Consider, for example, what difficulty arises if we just ask what the verb is of this workaday sentence: I want to leave soon. That simple question does not have so simple an answer if our analytical toolkit includes only the definition that a verb is an action word. With that simplistic mantra in mind, we are more likely than not to say that leave is the verb, because getting up and going (something you might even be wishing to do right now) is clearly a real action. We wouldn’t be wrong in saying so, but we wouldn’t be entirely right, either—whereupon we come upon a confusion that need not be. With only the dull knife definition that a verb is an action word in hand, we can’t cut much in a sentence even as simple as this one.

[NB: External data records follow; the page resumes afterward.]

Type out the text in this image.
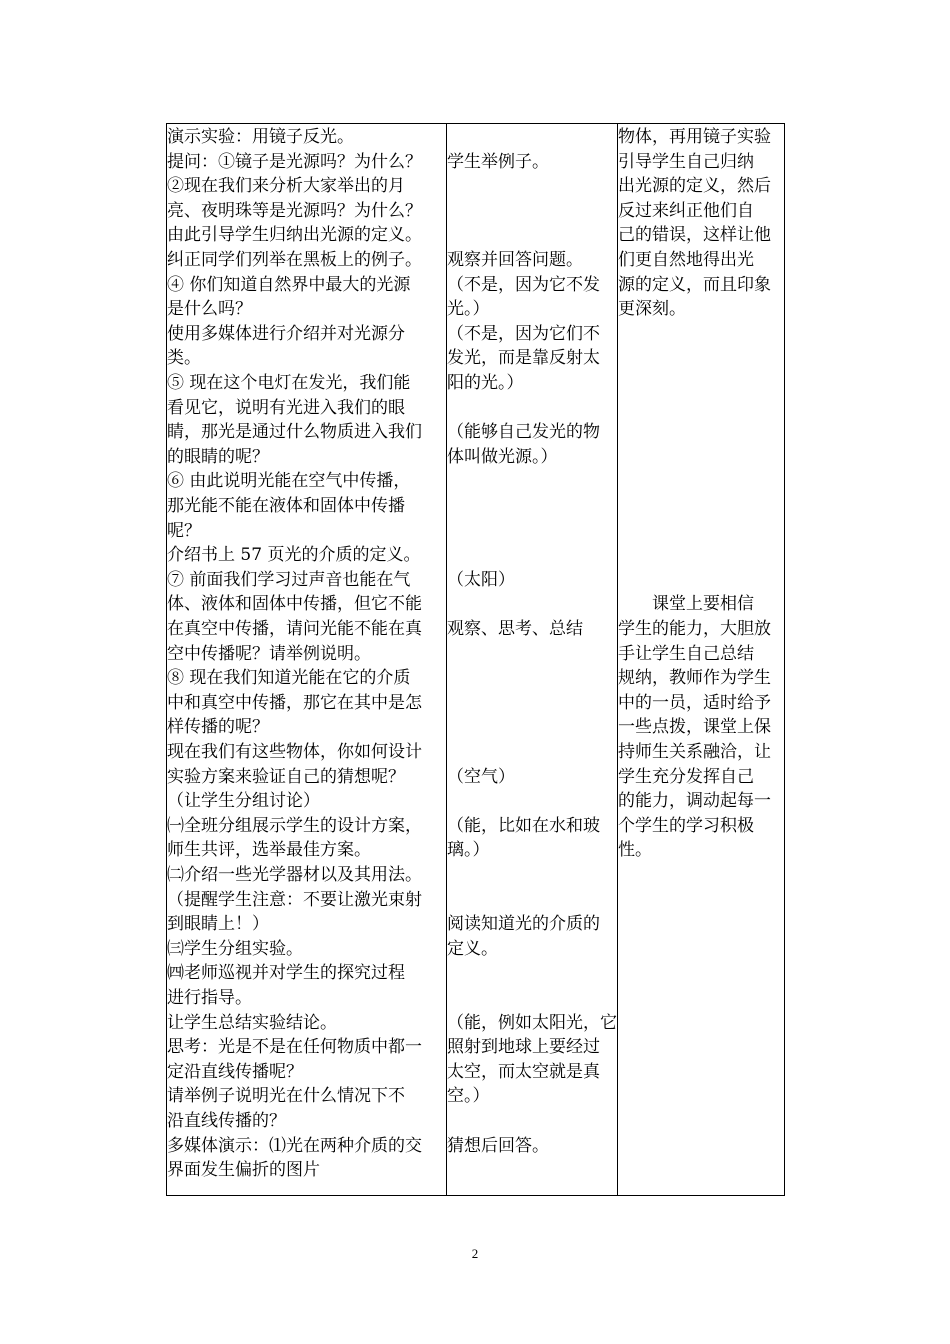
演示实验：用镜子反光。
提问：①镜子是光源吗？为什么？
②现在我们来分析大家举出的月
亮、夜明珠等是光源吗？为什么？
由此引导学生归纳出光源的定义。
纠正同学们列举在黑板上的例子。
④ 你们知道自然界中最大的光源
是什么吗？
使用多媒体进行介绍并对光源分
类。
⑤ 现在这个电灯在发光，我们能
看见它，说明有光进入我们的眼
睛，那光是通过什么物质进入我们
的眼睛的呢？
⑥ 由此说明光能在空气中传播，
那光能不能在液体和固体中传播
呢？
介绍书上 57 页光的介质的定义。
⑦ 前面我们学习过声音也能在气
体、液体和固体中传播，但它不能
在真空中传播，请问光能不能在真
空中传播呢？请举例说明。
⑧ 现在我们知道光能在它的介质
中和真空中传播，那它在其中是怎
样传播的呢？
现在我们有这些物体，你如何设计
实验方案来验证自己的猜想呢？
（让学生分组讨论）
㈠全班分组展示学生的设计方案，
师生共评，选举最佳方案。
㈡介绍一些光学器材以及其用法。
（提醒学生注意：不要让激光束射
到眼睛上！）
㈢学生分组实验。
㈣老师巡视并对学生的探究过程
进行指导。
让学生总结实验结论。
思考：光是不是在任何物质中都一
定沿直线传播呢？
请举例子说明光在什么情况下不
沿直线传播的？
多媒体演示：⑴光在两种介质的交
界面发生偏折的图片
学生举例子。
观察并回答问题。
（不是，因为它不发
光。）
（不是，因为它们不
发光，而是靠反射太
阳的光。）
（能够自己发光的物
体叫做光源。）
（太阳）
观察、思考、总结
（空气）
（能，比如在水和玻
璃。）
阅读知道光的介质的
定义。
（能，例如太阳光，它
照射到地球上要经过
太空，而太空就是真
空。）
猜想后回答。
物体，再用镜子实验
引导学生自己归纳
出光源的定义，然后
反过来纠正他们自
己的错误，这样让他
们更自然地得出光
源的定义，而且印象
更深刻。
　　课堂上要相信
学生的能力，大胆放
手让学生自己总结
规纳，教师作为学生
中的一员，适时给予
一些点拨，课堂上保
持师生关系融洽，让
学生充分发挥自己
的能力，调动起每一
个学生的学习积极
性。
2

Now it is true to say, of course, that verbs indicate action, but what about the word want in our sentence? Is not feeling the need for something an action too, even if that action is underway only in our mind? Certainly so, which means that we can be served well in grammatical analysis by the distinction that actions can be both external and internal. Something acts when it moves, when it changes, and though we might pride ourselves in believing we are always as constant as the northern star, all the incessant change we see in the world is going on in our mind as well, being in one mood now, for example, and another mood later. With the distinction, then, between physical action and mental action, we realize that the simple sentence I want to leave soon has two verbs: want and leave.

To settle with that as an answer, though, would be to settle with an ever wriggling riddle, for how can a clause, which is the combination of a subject and verb, have two verbs? Very easily and often, in fact, and we can solve the riddle and slip the knot when we learn that grammar makes a distinction between a finite and infinite verb. The word finite means specific, and so a finite verb is one that specifies person and tense (among a few other things that need not concern us here). The finite verb of a sentence is the one that works with a subject, the one that carries the primary meaning and around which the rest of the sentence is built. In the sentence I want to leave soon, the verb want works with the subject I, and is therefore the finite verb of the sentence.

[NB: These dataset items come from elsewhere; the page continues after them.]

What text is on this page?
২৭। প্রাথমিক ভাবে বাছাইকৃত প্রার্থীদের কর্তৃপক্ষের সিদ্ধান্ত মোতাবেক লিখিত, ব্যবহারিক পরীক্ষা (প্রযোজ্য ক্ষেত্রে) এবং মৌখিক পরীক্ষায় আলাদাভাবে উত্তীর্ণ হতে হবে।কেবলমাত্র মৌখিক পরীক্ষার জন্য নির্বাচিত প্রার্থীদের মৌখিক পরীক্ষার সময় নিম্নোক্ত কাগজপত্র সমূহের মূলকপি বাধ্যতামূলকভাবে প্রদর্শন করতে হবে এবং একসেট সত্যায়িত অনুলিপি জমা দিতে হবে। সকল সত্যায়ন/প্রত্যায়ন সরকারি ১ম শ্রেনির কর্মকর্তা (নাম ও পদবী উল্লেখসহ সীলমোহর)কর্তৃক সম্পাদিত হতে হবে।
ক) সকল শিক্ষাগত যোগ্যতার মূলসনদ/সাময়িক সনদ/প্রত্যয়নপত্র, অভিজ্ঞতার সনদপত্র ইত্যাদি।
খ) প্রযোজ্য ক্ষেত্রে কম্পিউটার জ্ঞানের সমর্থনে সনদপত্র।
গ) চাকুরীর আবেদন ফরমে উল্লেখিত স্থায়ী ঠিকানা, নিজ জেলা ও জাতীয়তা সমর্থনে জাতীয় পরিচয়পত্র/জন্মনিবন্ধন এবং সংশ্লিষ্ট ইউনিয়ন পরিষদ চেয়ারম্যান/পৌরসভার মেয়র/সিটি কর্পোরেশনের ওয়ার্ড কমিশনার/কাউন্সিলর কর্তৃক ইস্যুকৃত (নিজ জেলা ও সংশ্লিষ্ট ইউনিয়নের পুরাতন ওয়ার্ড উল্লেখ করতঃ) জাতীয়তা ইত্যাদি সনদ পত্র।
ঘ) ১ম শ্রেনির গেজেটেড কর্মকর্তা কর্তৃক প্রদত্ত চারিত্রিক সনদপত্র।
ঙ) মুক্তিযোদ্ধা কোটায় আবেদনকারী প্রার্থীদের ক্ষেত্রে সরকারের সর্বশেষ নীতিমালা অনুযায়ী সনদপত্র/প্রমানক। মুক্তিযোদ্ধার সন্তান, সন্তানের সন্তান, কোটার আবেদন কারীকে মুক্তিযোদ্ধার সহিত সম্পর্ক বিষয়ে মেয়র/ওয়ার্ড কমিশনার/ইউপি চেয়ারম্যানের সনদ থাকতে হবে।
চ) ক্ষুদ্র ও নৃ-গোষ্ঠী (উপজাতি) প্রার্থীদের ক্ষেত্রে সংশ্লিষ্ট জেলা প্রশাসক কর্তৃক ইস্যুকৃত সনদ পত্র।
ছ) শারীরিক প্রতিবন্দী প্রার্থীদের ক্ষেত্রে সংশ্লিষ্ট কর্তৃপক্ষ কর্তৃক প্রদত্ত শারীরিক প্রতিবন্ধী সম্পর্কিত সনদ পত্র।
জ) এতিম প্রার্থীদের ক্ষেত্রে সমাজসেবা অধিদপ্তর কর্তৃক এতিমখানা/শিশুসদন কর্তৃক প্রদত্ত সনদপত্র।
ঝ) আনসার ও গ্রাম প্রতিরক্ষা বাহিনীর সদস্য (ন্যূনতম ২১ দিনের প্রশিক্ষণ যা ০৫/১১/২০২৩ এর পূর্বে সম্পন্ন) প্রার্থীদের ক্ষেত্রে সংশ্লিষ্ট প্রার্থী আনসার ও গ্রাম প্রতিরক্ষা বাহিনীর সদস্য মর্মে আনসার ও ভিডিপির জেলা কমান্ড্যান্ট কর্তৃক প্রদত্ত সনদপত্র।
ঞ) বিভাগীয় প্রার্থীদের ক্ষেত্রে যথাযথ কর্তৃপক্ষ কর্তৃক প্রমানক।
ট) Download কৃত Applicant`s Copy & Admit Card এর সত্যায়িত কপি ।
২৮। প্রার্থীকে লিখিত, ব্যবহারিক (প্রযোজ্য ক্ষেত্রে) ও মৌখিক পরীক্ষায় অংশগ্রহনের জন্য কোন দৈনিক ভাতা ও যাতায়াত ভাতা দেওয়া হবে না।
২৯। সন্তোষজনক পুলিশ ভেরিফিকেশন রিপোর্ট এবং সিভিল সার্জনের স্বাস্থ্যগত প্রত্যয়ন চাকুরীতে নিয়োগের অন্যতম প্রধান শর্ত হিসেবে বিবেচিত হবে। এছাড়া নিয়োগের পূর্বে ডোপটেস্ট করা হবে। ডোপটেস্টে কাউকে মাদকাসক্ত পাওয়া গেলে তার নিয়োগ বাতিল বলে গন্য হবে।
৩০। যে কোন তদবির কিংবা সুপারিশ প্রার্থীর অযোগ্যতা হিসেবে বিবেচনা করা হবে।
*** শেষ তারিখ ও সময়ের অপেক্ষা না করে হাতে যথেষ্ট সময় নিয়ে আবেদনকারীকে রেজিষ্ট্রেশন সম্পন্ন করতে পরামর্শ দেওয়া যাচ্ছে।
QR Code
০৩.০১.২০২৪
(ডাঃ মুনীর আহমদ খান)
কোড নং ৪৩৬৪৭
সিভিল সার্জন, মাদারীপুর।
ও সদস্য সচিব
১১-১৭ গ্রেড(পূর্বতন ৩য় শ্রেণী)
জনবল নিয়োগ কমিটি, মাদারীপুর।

When we are under the task, then, of finding the verb of a sentence, what we’re really looking for is the finite verb, not simply any word that expresses action, external or internal. And that little bit more of knowledge, that sharper conceptual tool of a finite verb, makes for a finer distinction that can clear the way through the apparent difficulty of coming up with two verbs in a sentence. This then puts us in a position to understand that the other verb in our sentence, leave, is not a finite verb, for it does not specify a subject and convey the central meaning: I am not leaving, I am wanting. The verb leave, then, is an infinite verb, or what is called an infinitive; it expresses action, certainly, but not the central action that is gearing up the meaning of the sentence. What I want is what the sentence is really about, and what I want is to leave, an infinitive verb that is the object of the finite verb want.

Thus it is that the one-step-further distinction between a finite and infinite verb can loosen apart a bedeviling grammatical question, even one as apparently simple as asking what the verb of a sentence is. All this can be an occasion to remember that stopping short is where the real problem often lies, and with a few finer conceptual tools, what looked like a problem clears away before our sharper analytical eyes.